Она повела нас в квартиру этажом ниже, где висели на стенах карандашные портреты и фотографии некрасивой худощавой женщины с большими пронзительными глазами, вырезки из старых газет и театральные программки. Хозяйка довольно скупо, но очень толково принялась рассказывать про Марину, Завадского, Антокольского и Сонечку Голлидей, про то как сидела эта чудная компания теплыми московскими вечерами на крылечке дома, а вокруг была война, голод, разруха. Она слушала этот рассказ, изумленно качая головой, и точно не верила, что здесь оказалась, дотрагивалась рукой до кресел и совсем забыла про меня. А я облизывал пересохшие от волнения губы и думал, в какой бы еще Богом забытый дом нам забрести, да чтобы не жили там бесстрашные любительницы поэзии и не помешали нам всласть нацеловаться.

— Развлекаешься? — спросила она меня в другой раз, когда мы оказались в моей комнатке, где едва умещался маленький диван и стол.

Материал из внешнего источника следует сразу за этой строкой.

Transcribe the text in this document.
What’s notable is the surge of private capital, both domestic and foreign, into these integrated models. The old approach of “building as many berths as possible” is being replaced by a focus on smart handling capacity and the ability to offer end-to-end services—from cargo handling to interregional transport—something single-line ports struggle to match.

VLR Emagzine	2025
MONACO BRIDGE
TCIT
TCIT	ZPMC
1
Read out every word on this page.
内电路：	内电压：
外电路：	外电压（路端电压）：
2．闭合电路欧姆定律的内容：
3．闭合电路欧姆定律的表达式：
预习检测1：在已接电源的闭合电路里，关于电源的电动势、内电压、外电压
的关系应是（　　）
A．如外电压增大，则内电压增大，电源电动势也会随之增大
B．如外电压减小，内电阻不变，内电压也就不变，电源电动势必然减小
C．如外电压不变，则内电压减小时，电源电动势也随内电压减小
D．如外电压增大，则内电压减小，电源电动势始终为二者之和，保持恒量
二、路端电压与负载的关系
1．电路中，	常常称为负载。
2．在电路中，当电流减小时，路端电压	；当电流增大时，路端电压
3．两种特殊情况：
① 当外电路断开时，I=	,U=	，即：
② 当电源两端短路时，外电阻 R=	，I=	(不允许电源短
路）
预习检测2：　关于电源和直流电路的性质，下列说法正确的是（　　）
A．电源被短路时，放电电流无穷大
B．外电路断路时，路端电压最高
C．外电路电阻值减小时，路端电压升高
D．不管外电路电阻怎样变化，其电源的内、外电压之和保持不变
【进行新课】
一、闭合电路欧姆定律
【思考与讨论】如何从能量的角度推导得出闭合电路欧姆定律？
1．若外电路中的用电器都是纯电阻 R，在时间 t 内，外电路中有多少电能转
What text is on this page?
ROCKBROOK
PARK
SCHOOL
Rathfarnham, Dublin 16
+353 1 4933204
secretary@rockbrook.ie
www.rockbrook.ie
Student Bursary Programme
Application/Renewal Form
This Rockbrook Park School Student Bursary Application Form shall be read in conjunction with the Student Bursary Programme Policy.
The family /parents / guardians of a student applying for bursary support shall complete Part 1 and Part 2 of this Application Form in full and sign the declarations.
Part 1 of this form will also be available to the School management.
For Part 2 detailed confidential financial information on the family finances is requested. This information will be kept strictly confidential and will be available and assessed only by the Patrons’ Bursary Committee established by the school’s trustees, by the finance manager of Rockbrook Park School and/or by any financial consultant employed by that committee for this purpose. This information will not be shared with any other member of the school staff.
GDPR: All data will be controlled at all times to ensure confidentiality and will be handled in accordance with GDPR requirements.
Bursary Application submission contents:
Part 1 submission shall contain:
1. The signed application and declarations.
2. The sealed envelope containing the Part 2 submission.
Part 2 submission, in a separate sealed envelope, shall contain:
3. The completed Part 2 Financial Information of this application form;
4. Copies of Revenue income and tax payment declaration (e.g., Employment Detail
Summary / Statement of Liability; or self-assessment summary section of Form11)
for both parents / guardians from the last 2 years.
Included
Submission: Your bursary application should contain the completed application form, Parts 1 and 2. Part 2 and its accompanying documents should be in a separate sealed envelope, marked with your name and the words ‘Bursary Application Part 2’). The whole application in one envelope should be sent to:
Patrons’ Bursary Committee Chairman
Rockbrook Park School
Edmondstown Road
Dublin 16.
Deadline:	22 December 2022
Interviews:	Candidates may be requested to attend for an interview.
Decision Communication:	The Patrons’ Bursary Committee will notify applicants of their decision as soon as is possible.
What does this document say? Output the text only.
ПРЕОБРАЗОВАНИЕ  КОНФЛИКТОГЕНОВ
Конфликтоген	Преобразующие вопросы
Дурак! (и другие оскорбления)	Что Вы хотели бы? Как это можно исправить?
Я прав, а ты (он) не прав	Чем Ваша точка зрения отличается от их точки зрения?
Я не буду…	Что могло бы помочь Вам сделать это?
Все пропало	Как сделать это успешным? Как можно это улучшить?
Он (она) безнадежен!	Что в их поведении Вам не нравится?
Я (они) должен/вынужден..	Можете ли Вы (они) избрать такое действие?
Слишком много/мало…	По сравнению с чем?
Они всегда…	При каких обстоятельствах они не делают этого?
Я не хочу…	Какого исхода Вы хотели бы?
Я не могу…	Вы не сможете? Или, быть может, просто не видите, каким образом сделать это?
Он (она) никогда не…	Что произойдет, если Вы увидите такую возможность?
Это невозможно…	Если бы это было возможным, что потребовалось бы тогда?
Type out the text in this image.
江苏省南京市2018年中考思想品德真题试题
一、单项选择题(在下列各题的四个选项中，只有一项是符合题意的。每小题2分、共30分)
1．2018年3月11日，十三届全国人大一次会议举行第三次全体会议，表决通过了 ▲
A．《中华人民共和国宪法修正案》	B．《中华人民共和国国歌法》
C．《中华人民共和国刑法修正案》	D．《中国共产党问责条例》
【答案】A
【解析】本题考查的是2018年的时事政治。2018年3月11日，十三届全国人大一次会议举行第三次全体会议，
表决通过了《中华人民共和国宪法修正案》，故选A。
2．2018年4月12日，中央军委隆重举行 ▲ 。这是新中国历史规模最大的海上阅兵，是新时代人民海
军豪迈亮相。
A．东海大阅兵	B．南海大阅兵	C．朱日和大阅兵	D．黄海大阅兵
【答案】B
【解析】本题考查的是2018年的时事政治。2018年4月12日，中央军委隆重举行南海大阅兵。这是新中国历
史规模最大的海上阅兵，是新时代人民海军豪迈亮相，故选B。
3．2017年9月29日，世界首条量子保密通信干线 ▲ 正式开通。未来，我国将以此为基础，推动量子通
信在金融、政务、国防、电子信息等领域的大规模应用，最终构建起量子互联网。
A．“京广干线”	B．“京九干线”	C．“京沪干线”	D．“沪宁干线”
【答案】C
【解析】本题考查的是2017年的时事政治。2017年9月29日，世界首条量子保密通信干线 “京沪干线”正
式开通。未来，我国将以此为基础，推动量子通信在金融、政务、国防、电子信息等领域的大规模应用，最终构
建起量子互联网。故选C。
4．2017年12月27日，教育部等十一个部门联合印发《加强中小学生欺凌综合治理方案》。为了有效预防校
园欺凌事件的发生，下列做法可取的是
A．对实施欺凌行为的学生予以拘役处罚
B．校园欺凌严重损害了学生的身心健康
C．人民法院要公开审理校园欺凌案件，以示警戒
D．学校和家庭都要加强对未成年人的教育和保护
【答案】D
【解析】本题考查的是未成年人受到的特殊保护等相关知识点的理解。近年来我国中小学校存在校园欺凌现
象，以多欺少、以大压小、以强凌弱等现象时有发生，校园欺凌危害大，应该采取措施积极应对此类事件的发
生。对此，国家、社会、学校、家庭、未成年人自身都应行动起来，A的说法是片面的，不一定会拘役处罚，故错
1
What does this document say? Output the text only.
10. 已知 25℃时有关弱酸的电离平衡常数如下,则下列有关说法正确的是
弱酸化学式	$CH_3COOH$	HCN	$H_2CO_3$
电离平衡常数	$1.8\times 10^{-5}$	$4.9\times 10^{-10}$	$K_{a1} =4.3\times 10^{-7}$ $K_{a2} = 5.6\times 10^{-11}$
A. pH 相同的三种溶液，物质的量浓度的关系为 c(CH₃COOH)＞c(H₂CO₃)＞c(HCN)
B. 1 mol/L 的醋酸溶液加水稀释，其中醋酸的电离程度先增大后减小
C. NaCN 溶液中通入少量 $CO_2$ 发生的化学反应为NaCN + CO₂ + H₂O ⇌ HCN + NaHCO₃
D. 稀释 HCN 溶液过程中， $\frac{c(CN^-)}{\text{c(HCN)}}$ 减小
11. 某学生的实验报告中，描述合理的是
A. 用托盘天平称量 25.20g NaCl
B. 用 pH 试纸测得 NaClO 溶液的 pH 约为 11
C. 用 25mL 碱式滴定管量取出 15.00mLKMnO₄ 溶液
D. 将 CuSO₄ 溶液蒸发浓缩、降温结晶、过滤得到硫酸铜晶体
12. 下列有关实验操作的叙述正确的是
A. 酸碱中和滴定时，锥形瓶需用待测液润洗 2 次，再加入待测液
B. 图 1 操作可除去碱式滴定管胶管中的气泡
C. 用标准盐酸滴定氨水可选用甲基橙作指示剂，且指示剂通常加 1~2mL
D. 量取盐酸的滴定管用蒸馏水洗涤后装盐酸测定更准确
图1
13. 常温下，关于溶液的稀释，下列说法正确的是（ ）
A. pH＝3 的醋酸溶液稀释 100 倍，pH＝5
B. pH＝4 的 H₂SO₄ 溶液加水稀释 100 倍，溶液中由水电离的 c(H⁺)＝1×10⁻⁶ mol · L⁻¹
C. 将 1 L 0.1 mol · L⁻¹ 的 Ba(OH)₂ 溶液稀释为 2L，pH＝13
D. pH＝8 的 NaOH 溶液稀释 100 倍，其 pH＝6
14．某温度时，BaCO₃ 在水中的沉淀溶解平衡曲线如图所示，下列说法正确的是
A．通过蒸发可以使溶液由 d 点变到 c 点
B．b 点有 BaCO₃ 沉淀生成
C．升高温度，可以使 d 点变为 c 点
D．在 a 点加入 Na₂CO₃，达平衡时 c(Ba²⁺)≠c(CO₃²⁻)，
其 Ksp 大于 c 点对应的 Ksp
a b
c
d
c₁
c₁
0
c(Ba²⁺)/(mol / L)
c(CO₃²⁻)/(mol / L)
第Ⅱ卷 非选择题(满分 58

Она долго отнекивалась, прежде чем мне удалось уговорить ее зайти на полчаса и поглядеть, как я живу. Но едва закрылась за нами дверь, я кинулся к ней. Она была отчего-то печальна, не отвечала на мои поцелуи и сидела, опустив руки, на диванчике, где я мучился бессонными ночами в своем визави с Москвой. И мне вдруг тоже сделалось грустно, однако эта грусть лишь обостряла нежность. Я целовал ее лицо, шею, плечи, уже не помня себя, но она мягко отстранила меня, поднялась и пошла к двери.

Развлекаешься? Хорошо ей было так говорить, а мне каково, когда вся она притягивала меня к себе, и я мучился неизъяснимой мукой, оттого что эта женщина всякий раз уходит к другому человеку и позволяет провожать себя только до полдороги.

Я запрещал себе об этом думать, но мысли были еще сильнее, и я снова не спал ночами, курил и, глядя на мерцающие за окном огни, думал о том, что, живи мы не здесь, среди бессчетного скопления улиц, домов и площадей, а в небольшом городе, где все лица примелькались, вряд ли бы нам удалось так беспрепятственно бродить и хранить ото всех свою привязанность.